Santé, infectiologue Tamma : « Des traitements plus courts et plus adaptés contre la résistance aux antibiotiques »

Santé, infectiologue Tamma : « Des traitements plus courts et plus adaptés contre la résistance aux antibiotiques »

« Les médecins devraient s’orienter vers des traitements plus courts et plus appropriés et réfléchir à deux fois avant de prescrire un antibiotique. Nous devons tous comprendre que le nombre d’antibiotiques efficaces est limité. Chaque infection comporte le risque de manquer d’options de traitement disponibles. Les médecins pensent souvent que les patients s’attendent à une prescription d’antibiotiques pour des symptômes tels que la fièvre, le rhume ou la toux. questions et réfléchissez avant de prendre des antibiotiques. C’est ce qu’a déclaré Pranita Tamma, médecin spécialiste des maladies infectieuses pédiatriques et professeur à l’École de médecine de l’Université Johns Hopkins (États-Unis), à Adnkronos Salute, en parlant des mesures à prendre pour lutter contre la résistance aux antibiotiques, y compris au niveau pédiatrique, à l’occasion de la conférence ‘Top5 in Infectious Diseases’ qui vient de se terminer à Venise.
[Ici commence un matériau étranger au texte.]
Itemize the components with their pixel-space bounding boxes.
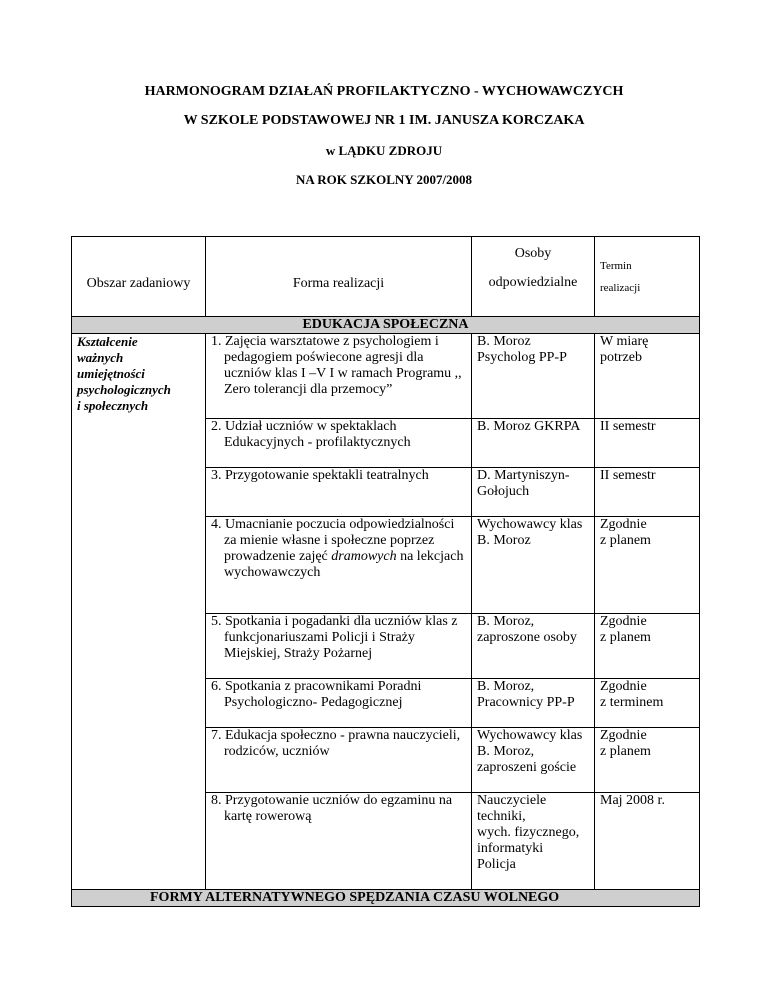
term-line: Zgodnie bbox=[600, 679, 647, 694]
header-area-label: Obszar zadaniowy bbox=[86, 275, 191, 291]
section-row-leisure bbox=[72, 890, 700, 907]
person-line: Gołojuch bbox=[477, 484, 530, 499]
term-line: z terminem bbox=[600, 695, 664, 710]
doc-title-line-4: NA ROK SZKOLNY 2007/2008 bbox=[295, 172, 473, 187]
table-row bbox=[72, 334, 700, 419]
person-line: D. Martyniszyn- bbox=[477, 468, 570, 483]
person-line: Wychowawcy klas bbox=[477, 517, 583, 532]
persons-cell bbox=[472, 419, 595, 468]
person-line: Psycholog PP-P bbox=[477, 350, 567, 365]
header-form bbox=[206, 237, 472, 317]
form-text-part: na lekcjach wychowawczych bbox=[224, 549, 464, 580]
header-row bbox=[72, 237, 700, 317]
term-line: W miarę bbox=[600, 334, 649, 349]
term-cell bbox=[595, 468, 700, 517]
term-line: Maj 2008 r. bbox=[600, 793, 665, 808]
person-line: Pracownicy PP-P bbox=[477, 695, 575, 710]
header-persons-line-1: Osoby bbox=[514, 246, 552, 261]
area-line-5: i społecznych bbox=[77, 398, 149, 413]
person-line: B. Moroz bbox=[477, 334, 531, 349]
header-term-line-2: realizacji bbox=[600, 282, 641, 294]
form-text-part: 4. Umacnianie poczucia odpowiedzialności za mienie własne i społeczne poprzez prowadzenie zajęć bbox=[211, 517, 455, 564]
person-line: B. Moroz bbox=[477, 533, 531, 548]
header-term-line-1: Termin bbox=[600, 260, 632, 272]
person-line: zaproszeni goście bbox=[477, 760, 577, 775]
person-line: Nauczyciele bbox=[477, 793, 547, 808]
person-line: wych. fizycznego, bbox=[477, 825, 580, 840]
area-line-3: umiejętności bbox=[77, 366, 145, 381]
area-line-2: ważnych bbox=[77, 350, 124, 365]
form-cell bbox=[206, 468, 472, 517]
term-cell bbox=[595, 614, 700, 679]
term-line: Zgodnie bbox=[600, 614, 647, 629]
person-line: techniki, bbox=[477, 809, 526, 824]
term-cell bbox=[595, 679, 700, 728]
form-text: 7. Edukacja społeczno - prawna nauczycieli, rodziców, uczniów bbox=[211, 728, 461, 759]
area-line-1: Kształcenie bbox=[77, 334, 138, 349]
person-line: Policja bbox=[477, 857, 516, 872]
person-line: B. Moroz, bbox=[477, 679, 535, 694]
persons-cell bbox=[472, 614, 595, 679]
form-text bbox=[211, 517, 466, 581]
form-cell bbox=[206, 614, 472, 679]
area-cell bbox=[72, 334, 206, 890]
persons-cell bbox=[472, 517, 595, 614]
person-line: informatyki bbox=[477, 841, 544, 856]
term-line: potrzeb bbox=[600, 350, 642, 365]
form-cell bbox=[206, 728, 472, 793]
term-line: z planem bbox=[600, 744, 651, 759]
form-text: 6. Spotkania z pracownikami Poradni Psychologiczno- Pedagogicznej bbox=[211, 679, 422, 710]
term-line: Zgodnie bbox=[600, 728, 647, 743]
persons-cell bbox=[472, 728, 595, 793]
term-cell bbox=[595, 728, 700, 793]
persons-cell bbox=[472, 334, 595, 419]
form-text: 1. Zajęcia warsztatowe z psychologiem i pedagogiem poświecone agresji dla uczniów klas I –V I w ramach Programu ,, Zero tolerancji dla przemocy” bbox=[211, 334, 462, 397]
term-line: II semestr bbox=[600, 419, 656, 434]
header-area bbox=[72, 237, 206, 317]
persons-cell bbox=[472, 468, 595, 517]
term-cell bbox=[595, 419, 700, 468]
doc-title-line-1: HARMONOGRAM DZIAŁAŃ PROFILAKTYCZNO - WYCHOWAWCZYCH bbox=[144, 84, 624, 99]
term-cell bbox=[595, 334, 700, 419]
section-leisure: FORMY ALTERNATYWNEGO SPĘDZANIA CZASU WOLNEGO bbox=[72, 890, 700, 907]
form-text: 3. Przygotowanie spektakli teatralnych bbox=[211, 468, 429, 483]
area-line-4: psychologicznych bbox=[77, 382, 171, 397]
doc-title-line-2: W SZKOLE PODSTAWOWEJ NR 1 IM. JANUSZA KORCZAKA bbox=[183, 113, 585, 128]
header-form-label: Forma realizacji bbox=[292, 275, 385, 291]
term-cell bbox=[595, 517, 700, 614]
section-social-education: EDUKACJA SPOŁECZNA bbox=[72, 317, 700, 334]
person-line: Wychowawcy klas bbox=[477, 728, 583, 743]
person-line: B. Moroz, bbox=[477, 614, 535, 629]
person-line: B. Moroz GKRPA bbox=[477, 419, 581, 434]
form-text-emphasis: dramowych bbox=[331, 549, 397, 564]
header-persons bbox=[472, 237, 595, 317]
persons-cell bbox=[472, 679, 595, 728]
term-line: z planem bbox=[600, 533, 651, 548]
section-row-social-education bbox=[72, 317, 700, 334]
form-cell bbox=[206, 793, 472, 890]
term-line: Zgodnie bbox=[600, 517, 647, 532]
term-line: z planem bbox=[600, 630, 651, 645]
form-text: 5. Spotkania i pogadanki dla uczniów klas z funkcjonariuszami Policji i Straży Miejskiej, Straży Pożarnej bbox=[211, 614, 458, 661]
persons-cell bbox=[472, 793, 595, 890]
person-line: zaproszone osoby bbox=[477, 630, 577, 645]
term-cell bbox=[595, 793, 700, 890]
form-cell bbox=[206, 334, 472, 419]
form-cell bbox=[206, 679, 472, 728]
doc-title-line-3: w LĄDKU ZDROJU bbox=[325, 143, 443, 158]
form-cell bbox=[206, 419, 472, 468]
form-cell bbox=[206, 517, 472, 614]
term-line: II semestr bbox=[600, 468, 656, 483]
header-term bbox=[595, 237, 700, 317]
person-line: B. Moroz, bbox=[477, 744, 535, 759]
header-persons-line-2: odpowiedzialne bbox=[488, 275, 578, 290]
form-text: 8. Przygotowanie uczniów do egzaminu na kartę rowerową bbox=[211, 793, 453, 824]
form-text: 2. Udział uczniów w spektaklach Edukacyjnych - profilaktycznych bbox=[211, 419, 411, 450]
schedule-table bbox=[71, 236, 700, 907]
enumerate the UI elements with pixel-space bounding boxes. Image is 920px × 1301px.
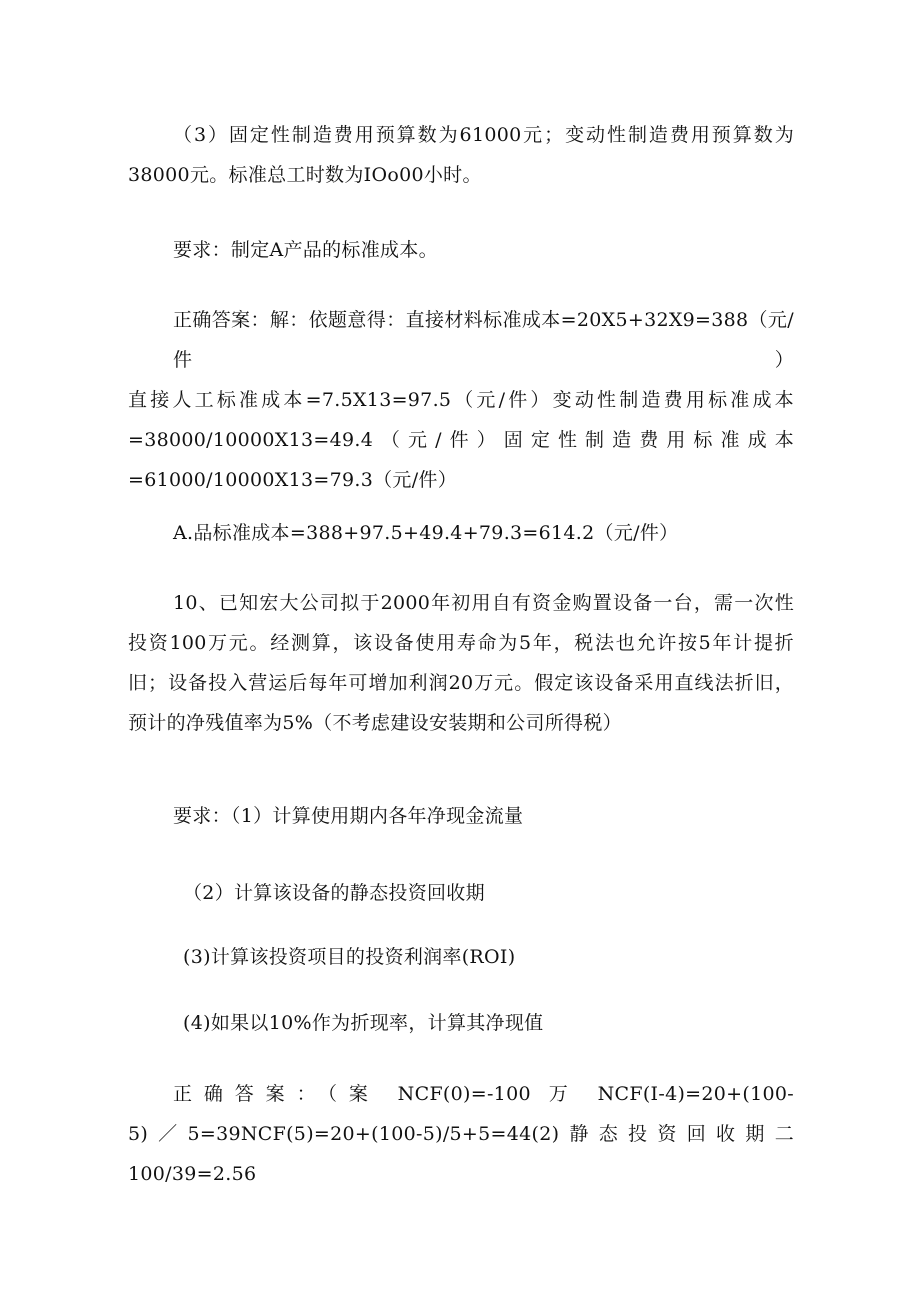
text-line: 预计的净残值率为5%（不考虑建设安装期和公司所得税） [128, 712, 622, 734]
text-line: （3）固定性制造费用预算数为61000元；变动性制造费用预算数为 [173, 124, 794, 146]
paragraph-answer-ncf [128, 1074, 794, 1194]
text-line: 正确答案：（案 NCF(0)=-100 万 NCF(I-4)=20+(100- [173, 1083, 794, 1105]
text-line: (4)如果以10%作为折现率，计算其净现值 [183, 1012, 544, 1034]
text-line: 正确答案：解：依题意得：直接材料标准成本=20X5+32X9=388（元/件） [173, 309, 794, 371]
text-line: 投资100万元。经测算，该设备使用寿命为5年，税法也允许按5年计提折 [128, 632, 794, 654]
paragraph-requirement-4 [128, 1003, 794, 1043]
paragraph-requirement-2 [128, 873, 794, 913]
text-line: （2）计算该设备的静态投资回收期 [183, 882, 485, 904]
paragraph-question-10 [128, 583, 794, 743]
text-line: 直接人工标准成本=7.5X13=97.5（元/件）变动性制造费用标准成本 [128, 389, 794, 411]
text-line: 5)／5=39NCF(5)=20+(100-5)/5+5=44(2)静态投资回收期二100/39=2.56 [128, 1123, 794, 1185]
text-line: 38000元。标准总工时数为IOo00小时。 [128, 164, 482, 186]
text-line: 要求：制定A产品的标准成本。 [173, 239, 438, 261]
text-line: =61000/10000X13=79.3（元/件） [128, 469, 458, 491]
paragraph-requirement [128, 230, 794, 270]
text-line: A.品标准成本=388+97.5+49.4+79.3=614.2（元/件） [173, 522, 679, 544]
text-line: 10、已知宏大公司拟于2000年初用自有资金购置设备一台，需一次性 [173, 592, 794, 614]
paragraph-product-standard-cost [128, 513, 794, 553]
text-line: (3)计算该投资项目的投资利润率(ROI) [183, 946, 516, 968]
text-line: 要求：（1）计算使用期内各年净现金流量 [173, 805, 524, 827]
paragraph-requirement-1 [128, 796, 794, 836]
paragraph-answer-standard-cost [128, 300, 794, 500]
paragraph-requirement-3 [128, 937, 794, 977]
text-line: 旧；设备投入营运后每年可增加利润20万元。假定该设备采用直线法折旧， [128, 672, 794, 694]
text-line: =38000/10000X13=49.4（元/件）固定性制造费用标准成本 [128, 429, 794, 451]
paragraph-fixed-overhead [128, 115, 794, 195]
Concernant la difficulté que présente le corps médical à réduire le nombre de jours de traitement antibiotique, l’expert souligne qu’« aujourd’hui, heureusement, nous disposons de nombreuses études randomisées et contrôlées sur des infections courantes telles que la pneumonie, les infections des voies urinaires, la bactériémie et les infections intra-abdominales, qui démontrent que, pour la plupart de ces conditions, environ 7 jours d’antibiotique efficace sont suffisants. Nous savons également – ajoute Tamma – que des traitements plus longs comportent des risques : chaque jour supplémentaire de traitement antibiotique augmente la probabilité de développer des bactéries résistantes qui peuvent compromettre le traitement. d’infections futures chez le même patient. Des infections à Clostridium difficile peuvent alors survenir, provoquant même des diarrhées sévères, ainsi que des événements indésirables liés aux antibiotiques, y compris des éruptions cutanées importantes et des troubles gastro-intestinaux – remarque-t-il – Lorsque nous disposons d’études solides qui démontrent qu’environ 7 jours de traitement sont suffisants, une prolongation n’est pas justifiée ».
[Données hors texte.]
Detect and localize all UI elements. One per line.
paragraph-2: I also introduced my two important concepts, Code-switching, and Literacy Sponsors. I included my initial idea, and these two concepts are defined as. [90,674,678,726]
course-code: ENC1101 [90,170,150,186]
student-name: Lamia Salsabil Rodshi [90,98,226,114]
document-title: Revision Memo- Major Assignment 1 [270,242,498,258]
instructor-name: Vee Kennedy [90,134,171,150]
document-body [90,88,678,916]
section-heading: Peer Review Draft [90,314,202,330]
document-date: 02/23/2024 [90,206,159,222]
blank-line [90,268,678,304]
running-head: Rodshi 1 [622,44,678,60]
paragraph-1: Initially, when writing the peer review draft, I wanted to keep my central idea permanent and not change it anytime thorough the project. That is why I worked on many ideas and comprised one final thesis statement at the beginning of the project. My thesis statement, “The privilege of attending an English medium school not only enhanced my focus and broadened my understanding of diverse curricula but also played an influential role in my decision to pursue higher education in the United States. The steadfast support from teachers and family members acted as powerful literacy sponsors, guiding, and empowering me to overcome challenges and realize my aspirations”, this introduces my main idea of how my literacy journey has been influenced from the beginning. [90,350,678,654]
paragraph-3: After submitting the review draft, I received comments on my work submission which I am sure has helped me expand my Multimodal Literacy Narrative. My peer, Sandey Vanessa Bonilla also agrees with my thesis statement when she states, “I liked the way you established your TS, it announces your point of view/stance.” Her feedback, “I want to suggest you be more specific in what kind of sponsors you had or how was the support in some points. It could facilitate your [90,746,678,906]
Concernant la voie d’administration privilégiée, « nous avons de plus en plus de preuves que les antibiotiques oraux peuvent être aussi efficaces que les antibiotiques intraveineux – explique Tamma – Bien qu’il manque encore de nombreuses données issues d’études observationnelles et d’essais cliniques robustes, pour certaines conditions comme la bactériémie (une étude est en cours), nous savons que certains antibiotiques oraux hautement biodisponibles – comme les fluoroquinolones et le triméthoprime-sulfaméthoxazole – atteignent des concentrations sanguines équivalentes à celles des intraveineuses. Pour les infections causées par des bactéries Gram-négatives sensibles à ces médicaments, la transition vers un traitement oral est raisonnable. Cependant, des incertitudes subsistent concernant certaines bêta-lactamines orales, pour lesquelles il manque des données suffisantes, notamment en matière de bactériémie – conclut-il – elles pourraient être envisagées dans les infections à faible risque, comme les infections urinaires, si le patient s’améliore déjà et n’a besoin que de quelques jours supplémentaires de traitement ».